Ce sont les dernières lignes de la Lettre : « Que ce soit par votre travail, votre lutte pour changer les structures sociales injustes, ou encore par ce geste d’aide simple, très personnel et proche, il sera possible pour ce pauvre de sentir que les paroles de Jésus s’adressent à lui : « Je t’ai aimé » (Ap 3, 9) ».

On peut toujours discuter de la pauvreté matérielle de Jésus : avant d’entreprendre son ministère, il était un ‘artisan’ à son compte, avec son père, non un ouvrier salarié soumis à l’arbitraire d’un employeur de l’époque. Dans son ministère itinérant, il acceptait l’hospitalité qui lui était offerte ; le titre de ‘rabbi’ attestait du prestige dont il bénéficiait. Si richesse et salut apparaissent à bien des égards incompatibles, c’est devant la vie éternelle, et il est significatif que la traduction grecque des Septante de la Bible a transformé le commandement du Deutéronome : « Qu’il n’y ait pas de pauvres chez toi » (Dt 15, 4), et s’il s’en trouve, « tu n’endurciras pas ton cœur, tu ne fermeras pas la main à ton frère malheureux » (Dt 15, 7) en promesse messianique : il n’y aura pas (il n’y aura plus) d’indigent chez toi.
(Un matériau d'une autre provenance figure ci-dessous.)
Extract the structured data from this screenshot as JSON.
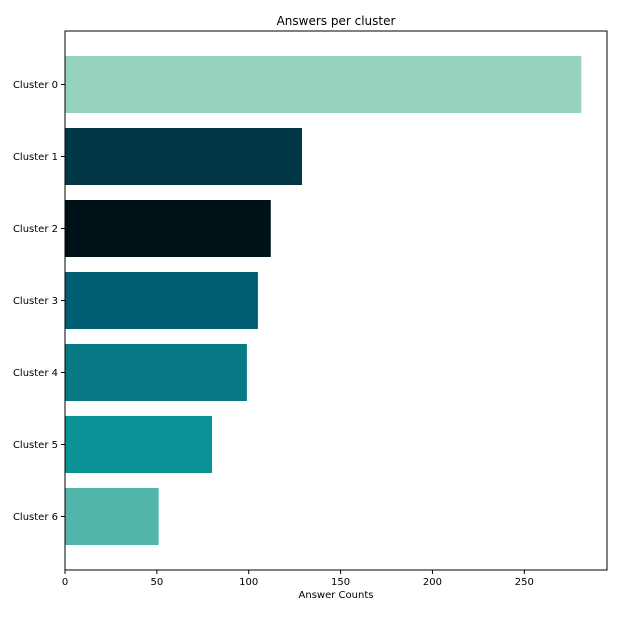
{
  "chart_data": {
    "type": "bar",
    "orientation": "horizontal",
    "title": "Answers per cluster",
    "xlabel": "Answer Counts",
    "ylabel": "",
    "categories": [
      "Cluster 0",
      "Cluster 1",
      "Cluster 2",
      "Cluster 3",
      "Cluster 4",
      "Cluster 5",
      "Cluster 6"
    ],
    "values": [
      281,
      129,
      112,
      105,
      99,
      80,
      51
    ],
    "colors": [
      "#96d2bc",
      "#023846",
      "#001219",
      "#005f73",
      "#077a85",
      "#0a9396",
      "#52b5aa"
    ],
    "xlim": [
      0,
      295
    ],
    "xticks": [
      0,
      50,
      100,
      150,
      200,
      250
    ],
    "grid": false,
    "legend": "none"
  }
}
Le message de l’Evangile s’adresse à toute personne, à tout homme et à tout l’homme, âme et corps, en donnant la priorité au salut de l’âme : le sanctuaire dont Jésus parlait, c’était son corps.

Saint Thomas d’Aquin disait : « Je dois préférer le bien spirituel du prochain à mon bien corporel, mais je dois préférer mon bien spirituel au bien corporel du prochain ».

Que l’Esprit-Saint nous éclaire à trouver ce bien dans le Corps du Christ qu’est l’Eglise.